そしてシロイワヤギの「ペンケ」。実は唯一、5年間担当させてもらいました。ペンケは今年の5月23日で19才になります。国内最高齢、そして国内最後のシロイワヤギです。
(紅葉とペンケ。涼しくなってペンケにとって快適になるこの季節が私も好きでした。
2016年11月撮影)
何度かブログで近況をお伝えしましたが、2018年から高齢による足腰の衰えと蹄に疾患があり、現在はバックヤードのみで飼育しています。ここ1年の間に、何度か立ち上がれなくなりましたが、その度に持ち直して今現在は自力で立ち、エサもよく食べています。
肢が思うように動かなくなった頃から、身の回りの環境を整えてきました。

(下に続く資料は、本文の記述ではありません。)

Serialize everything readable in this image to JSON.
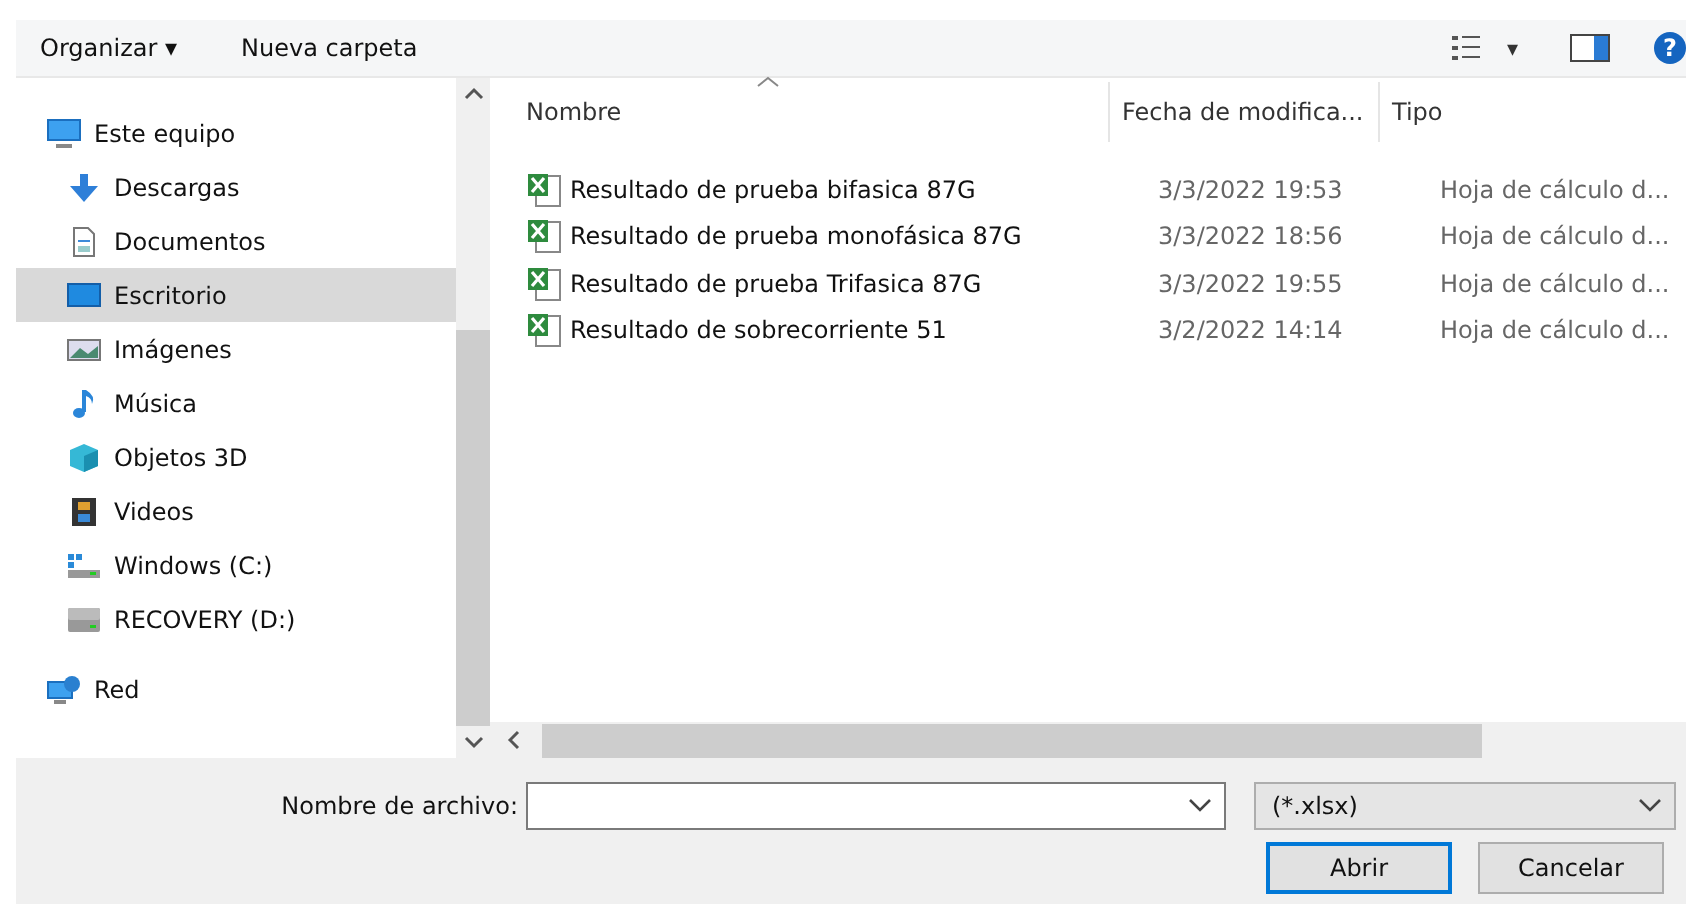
{
  "toolbar": {
    "organize": "Organizar ▾",
    "new_folder": "Nueva carpeta",
    "view_caret": "▾",
    "help": "?"
  },
  "sidebar": {
    "items": [
      {
        "label": "Este equipo",
        "kind": "computer",
        "selected": false,
        "children": [
          {
            "label": "Descargas",
            "kind": "download",
            "selected": false
          },
          {
            "label": "Documentos",
            "kind": "document",
            "selected": false
          },
          {
            "label": "Escritorio",
            "kind": "desktop",
            "selected": true
          },
          {
            "label": "Imágenes",
            "kind": "image",
            "selected": false
          },
          {
            "label": "Música",
            "kind": "music",
            "selected": false
          },
          {
            "label": "Objetos 3D",
            "kind": "cube",
            "selected": false
          },
          {
            "label": "Videos",
            "kind": "film",
            "selected": false
          },
          {
            "label": "Windows (C:)",
            "kind": "drive-win",
            "selected": false
          },
          {
            "label": "RECOVERY (D:)",
            "kind": "drive",
            "selected": false
          }
        ]
      },
      {
        "label": "Red",
        "kind": "network",
        "selected": false
      }
    ]
  },
  "table": {
    "columns": [
      "Nombre",
      "Fecha de modifica...",
      "Tipo"
    ],
    "rows": [
      {
        "name": "Resultado de prueba bifasica 87G",
        "date": "3/3/2022 19:53",
        "type": "Hoja de cálculo d..."
      },
      {
        "name": "Resultado de prueba monofásica 87G",
        "date": "3/3/2022 18:56",
        "type": "Hoja de cálculo d..."
      },
      {
        "name": "Resultado de prueba Trifasica 87G",
        "date": "3/3/2022 19:55",
        "type": "Hoja de cálculo d..."
      },
      {
        "name": "Resultado de sobrecorriente 51",
        "date": "3/2/2022 14:14",
        "type": "Hoja de cálculo d..."
      }
    ]
  },
  "footer": {
    "filename_label": "Nombre de archivo:",
    "filter": "(*.xlsx)",
    "open": "Abrir",
    "cancel": "Cancelar"
  }
}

その一環で昨年の9月まではバックヤードで過ごしている様子をモニター越しにご覧いただけるようにしていました(現在は中止しています)。
これは「動物の体調を優先しながら」「お客様の満足度も下げずに」「(高齢動物を)どうやって飼育しているか伝えたい」などなど、様々な面を考慮して実現できたことです。
動物園で働いている上で、このような工夫はどれも大切なことだと思います。私たちが普段どんな方法で飼育しているのか、どのように動物と向き合っているのかというのは、出来る限り発信していくべきだと思っています。
そして良いことだけではなく、時にはご指摘をいただくことで「より良い動物園をみんなでつくっていける」のではないかと私個人は考えています。
今回、新型コロナウイルスの影響により臨時休園となってしまい、皆様には申し訳ない気持ちでいっぱいですが、この一件が早く終息してくれることを願うばかりです。
5年間有難うございました。ペンケをはじめ、担当した動物たち、同僚、そしてお客様に支えられ、これまでの人生に比べてより豊かで、より実りのある5年間でした。
今後とも、金沢動物園と動物たちをどうぞよろしくお願いします。